His buzzword for surgeons was ’glocalise’: learn globally, then adapt locally.

A decade ago, with shifting career goals, Zubin felt frustrated. Returning to Singapore after practising in the UK was challenging; the country’s postgraduate medical education, including surgical training, had been overhauled, replacing the British-style system and requiring him to retrain.

Yet, his primary motivation was to have a bigger impact on just the patient in front of him; he wanted to affect populations and healthcare systems.

At PwC, he helped hospitals in Asia with electronic medical records, amalgamated entities into an academic medical centre, worked on financing, and also set up biotech cities in the Middle East and residency programmes worldwide.

It offered him breadth and depth – not just one patient at a time.

Consequently, he suggested that if you silo yourself solely as a surgeon, you may miss out on additional opportunities to do more.

In medicine, specifically in surgery, you don’t realise that to become good at what you do, you go into a speciality and do more and more of the same thing, but the problem is you become so narrow you cannot do anything else, he observed.

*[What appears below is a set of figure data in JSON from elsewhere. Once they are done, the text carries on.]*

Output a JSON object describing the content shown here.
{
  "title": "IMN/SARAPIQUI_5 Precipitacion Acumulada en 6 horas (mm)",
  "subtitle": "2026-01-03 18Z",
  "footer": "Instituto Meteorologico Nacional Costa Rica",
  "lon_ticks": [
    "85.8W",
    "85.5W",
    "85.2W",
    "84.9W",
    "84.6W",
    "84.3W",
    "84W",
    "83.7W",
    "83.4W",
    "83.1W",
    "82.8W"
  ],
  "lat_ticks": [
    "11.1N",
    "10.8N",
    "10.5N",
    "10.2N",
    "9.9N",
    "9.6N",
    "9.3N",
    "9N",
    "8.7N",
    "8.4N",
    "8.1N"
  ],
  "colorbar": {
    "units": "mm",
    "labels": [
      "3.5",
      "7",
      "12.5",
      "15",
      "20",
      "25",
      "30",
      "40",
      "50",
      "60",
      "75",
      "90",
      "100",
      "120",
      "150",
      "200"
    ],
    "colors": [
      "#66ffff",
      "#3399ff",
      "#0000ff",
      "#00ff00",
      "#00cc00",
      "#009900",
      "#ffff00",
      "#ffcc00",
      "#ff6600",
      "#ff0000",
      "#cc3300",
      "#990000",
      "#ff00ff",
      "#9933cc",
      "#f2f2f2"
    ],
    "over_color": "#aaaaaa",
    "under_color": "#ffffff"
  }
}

Surgery, he felt, does not allow for variety. Now, younger generations want more time for themselves and their families; they want to travel and work fewer hours.

Zubin said: ‘The onus is on us. We need to keep up with the demand. We have to evolve, and we have to adapt.’

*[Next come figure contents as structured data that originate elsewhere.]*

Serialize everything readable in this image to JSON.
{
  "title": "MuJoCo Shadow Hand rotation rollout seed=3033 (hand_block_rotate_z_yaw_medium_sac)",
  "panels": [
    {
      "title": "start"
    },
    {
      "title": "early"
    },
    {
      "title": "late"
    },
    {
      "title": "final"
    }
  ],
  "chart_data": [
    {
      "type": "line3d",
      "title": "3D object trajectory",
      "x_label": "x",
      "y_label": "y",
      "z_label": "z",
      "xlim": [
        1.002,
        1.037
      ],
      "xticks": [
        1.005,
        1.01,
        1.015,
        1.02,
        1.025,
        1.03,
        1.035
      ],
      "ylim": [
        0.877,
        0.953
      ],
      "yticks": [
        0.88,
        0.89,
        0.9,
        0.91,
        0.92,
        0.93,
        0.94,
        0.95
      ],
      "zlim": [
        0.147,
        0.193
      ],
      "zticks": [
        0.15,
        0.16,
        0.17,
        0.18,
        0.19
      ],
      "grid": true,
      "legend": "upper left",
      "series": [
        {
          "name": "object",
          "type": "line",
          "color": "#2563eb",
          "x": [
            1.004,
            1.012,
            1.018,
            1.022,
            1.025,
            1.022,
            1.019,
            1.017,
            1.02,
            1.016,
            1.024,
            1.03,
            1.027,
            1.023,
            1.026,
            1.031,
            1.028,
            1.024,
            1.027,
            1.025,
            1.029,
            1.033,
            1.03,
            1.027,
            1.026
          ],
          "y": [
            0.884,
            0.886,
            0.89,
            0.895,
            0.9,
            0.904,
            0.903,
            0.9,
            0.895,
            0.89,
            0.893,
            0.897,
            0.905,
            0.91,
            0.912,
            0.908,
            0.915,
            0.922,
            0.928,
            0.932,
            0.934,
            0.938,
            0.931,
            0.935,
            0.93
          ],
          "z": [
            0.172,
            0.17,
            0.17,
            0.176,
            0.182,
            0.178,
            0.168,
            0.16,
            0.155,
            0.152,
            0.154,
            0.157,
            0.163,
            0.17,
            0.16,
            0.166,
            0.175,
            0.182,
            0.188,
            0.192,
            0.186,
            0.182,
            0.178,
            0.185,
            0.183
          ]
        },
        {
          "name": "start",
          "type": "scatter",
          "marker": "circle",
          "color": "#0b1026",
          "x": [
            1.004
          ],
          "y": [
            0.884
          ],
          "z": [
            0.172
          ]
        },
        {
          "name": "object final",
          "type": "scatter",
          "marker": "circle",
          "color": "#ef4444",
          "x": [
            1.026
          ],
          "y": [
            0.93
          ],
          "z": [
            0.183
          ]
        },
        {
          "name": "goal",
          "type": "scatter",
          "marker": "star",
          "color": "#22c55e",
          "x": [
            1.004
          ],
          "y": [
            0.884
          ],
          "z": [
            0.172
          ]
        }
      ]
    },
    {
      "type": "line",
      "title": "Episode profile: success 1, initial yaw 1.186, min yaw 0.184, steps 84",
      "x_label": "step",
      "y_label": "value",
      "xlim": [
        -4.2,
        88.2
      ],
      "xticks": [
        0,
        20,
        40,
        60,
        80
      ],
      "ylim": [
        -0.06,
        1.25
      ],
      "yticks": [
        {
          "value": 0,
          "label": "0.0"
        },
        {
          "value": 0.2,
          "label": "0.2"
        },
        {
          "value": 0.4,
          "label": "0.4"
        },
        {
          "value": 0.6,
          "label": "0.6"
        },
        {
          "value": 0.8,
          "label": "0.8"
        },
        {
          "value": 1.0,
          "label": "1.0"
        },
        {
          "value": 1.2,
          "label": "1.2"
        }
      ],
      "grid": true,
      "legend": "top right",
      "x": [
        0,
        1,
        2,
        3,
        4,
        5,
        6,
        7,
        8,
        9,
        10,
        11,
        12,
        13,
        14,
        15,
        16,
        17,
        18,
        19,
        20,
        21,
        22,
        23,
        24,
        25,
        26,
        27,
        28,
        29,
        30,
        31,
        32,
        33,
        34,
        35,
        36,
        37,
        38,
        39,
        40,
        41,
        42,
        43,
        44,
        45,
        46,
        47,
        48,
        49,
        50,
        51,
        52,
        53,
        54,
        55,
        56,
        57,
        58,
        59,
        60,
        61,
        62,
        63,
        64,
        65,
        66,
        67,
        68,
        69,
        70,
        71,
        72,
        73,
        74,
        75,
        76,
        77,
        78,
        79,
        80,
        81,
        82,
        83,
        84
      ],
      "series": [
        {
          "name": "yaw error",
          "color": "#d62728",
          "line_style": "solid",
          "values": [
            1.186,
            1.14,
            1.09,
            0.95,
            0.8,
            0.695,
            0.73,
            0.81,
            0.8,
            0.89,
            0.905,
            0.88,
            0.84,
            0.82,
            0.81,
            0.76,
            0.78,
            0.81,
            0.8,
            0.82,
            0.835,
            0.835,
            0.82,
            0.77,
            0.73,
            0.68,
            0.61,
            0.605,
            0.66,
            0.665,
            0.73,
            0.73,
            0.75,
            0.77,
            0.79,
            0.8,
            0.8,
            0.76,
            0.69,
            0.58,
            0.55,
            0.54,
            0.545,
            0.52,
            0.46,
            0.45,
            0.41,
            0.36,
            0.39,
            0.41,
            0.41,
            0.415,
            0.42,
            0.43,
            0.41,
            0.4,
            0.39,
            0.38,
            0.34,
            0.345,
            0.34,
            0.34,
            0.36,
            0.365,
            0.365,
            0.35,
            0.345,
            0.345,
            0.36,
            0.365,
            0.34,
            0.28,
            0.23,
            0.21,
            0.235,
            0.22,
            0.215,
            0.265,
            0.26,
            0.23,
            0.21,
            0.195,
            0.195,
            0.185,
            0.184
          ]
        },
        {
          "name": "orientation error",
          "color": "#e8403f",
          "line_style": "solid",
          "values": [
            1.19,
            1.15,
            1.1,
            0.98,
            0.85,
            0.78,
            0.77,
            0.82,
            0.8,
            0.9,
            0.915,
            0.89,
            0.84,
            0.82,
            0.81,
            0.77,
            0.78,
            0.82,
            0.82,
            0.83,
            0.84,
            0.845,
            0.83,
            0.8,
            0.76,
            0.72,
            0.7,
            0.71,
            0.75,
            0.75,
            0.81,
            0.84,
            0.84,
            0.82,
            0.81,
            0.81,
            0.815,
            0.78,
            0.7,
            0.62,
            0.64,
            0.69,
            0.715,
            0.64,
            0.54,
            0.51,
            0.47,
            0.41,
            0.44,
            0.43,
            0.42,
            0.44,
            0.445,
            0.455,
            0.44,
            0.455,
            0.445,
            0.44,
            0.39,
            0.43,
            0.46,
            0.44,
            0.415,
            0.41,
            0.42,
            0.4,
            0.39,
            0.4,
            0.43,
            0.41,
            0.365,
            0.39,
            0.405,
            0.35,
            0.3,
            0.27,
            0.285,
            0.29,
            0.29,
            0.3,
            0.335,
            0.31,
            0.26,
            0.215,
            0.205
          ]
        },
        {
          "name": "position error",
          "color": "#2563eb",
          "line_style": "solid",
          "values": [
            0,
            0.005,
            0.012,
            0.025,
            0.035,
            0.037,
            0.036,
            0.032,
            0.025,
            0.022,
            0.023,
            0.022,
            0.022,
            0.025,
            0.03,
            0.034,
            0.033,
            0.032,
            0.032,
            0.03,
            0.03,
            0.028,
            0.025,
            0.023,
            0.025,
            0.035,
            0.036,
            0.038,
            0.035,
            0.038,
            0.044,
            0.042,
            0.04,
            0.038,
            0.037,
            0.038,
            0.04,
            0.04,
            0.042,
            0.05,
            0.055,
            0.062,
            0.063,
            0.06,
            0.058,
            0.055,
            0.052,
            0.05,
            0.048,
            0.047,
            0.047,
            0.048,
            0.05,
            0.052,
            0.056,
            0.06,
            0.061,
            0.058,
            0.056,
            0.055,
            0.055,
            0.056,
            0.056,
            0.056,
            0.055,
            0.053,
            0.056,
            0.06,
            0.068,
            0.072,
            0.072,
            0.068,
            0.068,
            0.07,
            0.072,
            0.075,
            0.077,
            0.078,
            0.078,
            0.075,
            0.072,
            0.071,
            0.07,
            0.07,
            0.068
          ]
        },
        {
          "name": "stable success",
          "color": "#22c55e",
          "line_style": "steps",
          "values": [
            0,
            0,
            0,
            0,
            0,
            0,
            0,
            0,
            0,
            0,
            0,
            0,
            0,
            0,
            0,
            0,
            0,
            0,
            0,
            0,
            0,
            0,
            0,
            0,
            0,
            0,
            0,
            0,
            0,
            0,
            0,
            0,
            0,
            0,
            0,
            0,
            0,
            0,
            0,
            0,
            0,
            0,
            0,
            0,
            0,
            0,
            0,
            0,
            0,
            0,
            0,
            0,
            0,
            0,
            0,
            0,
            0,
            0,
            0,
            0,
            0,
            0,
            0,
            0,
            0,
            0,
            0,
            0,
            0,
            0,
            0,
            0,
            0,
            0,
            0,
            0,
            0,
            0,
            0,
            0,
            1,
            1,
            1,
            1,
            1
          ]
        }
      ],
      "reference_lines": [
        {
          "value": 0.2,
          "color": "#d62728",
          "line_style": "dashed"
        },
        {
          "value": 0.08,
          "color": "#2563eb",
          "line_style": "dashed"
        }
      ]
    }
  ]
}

One caveat is that, in healthcare, it’s a profession where the more you do, the better you get, so it’s a difficult balance to strike.

He asked: ‘How do we balance spending enough to gain the right experience to become competent in delivering care, while meeting these new expectations?’

A hybrid career seems to be the answer.

So, how does medical technology enhance and augment that?
‘Looking at it from the perspective of the patient journey, in any specialty, we start with awareness and education for the individual and the population about the disease, then move to prophylactics, e.g., vaccinations, then diagnostics, then therapeutics, then follow-up care,’ he explained.

‘Dividing up technologies, we look at software solutions, software as a medical device, hardware solutions, and then molecules (pharma, etc.). This forms a matrix in which technology cuts across the entire delivery of care.’

One final note of caution, ‘don’t get caught up with the hype,’ he added. ‘Don’t follow the dollars, follow the data. Be cautious in your approach,’ he warned.

With an impressive attendance of 656 C-suite surgeons from around the world, the UK’s pioneering Surgical Leaders Summit has cemented its place on the global surgical calendar.

Looking ahead, The Surgeon Show 2027 UK’s Exclusive Surgical Leaders Summit will take place at London’s Business Design Centre on Friday 19 January.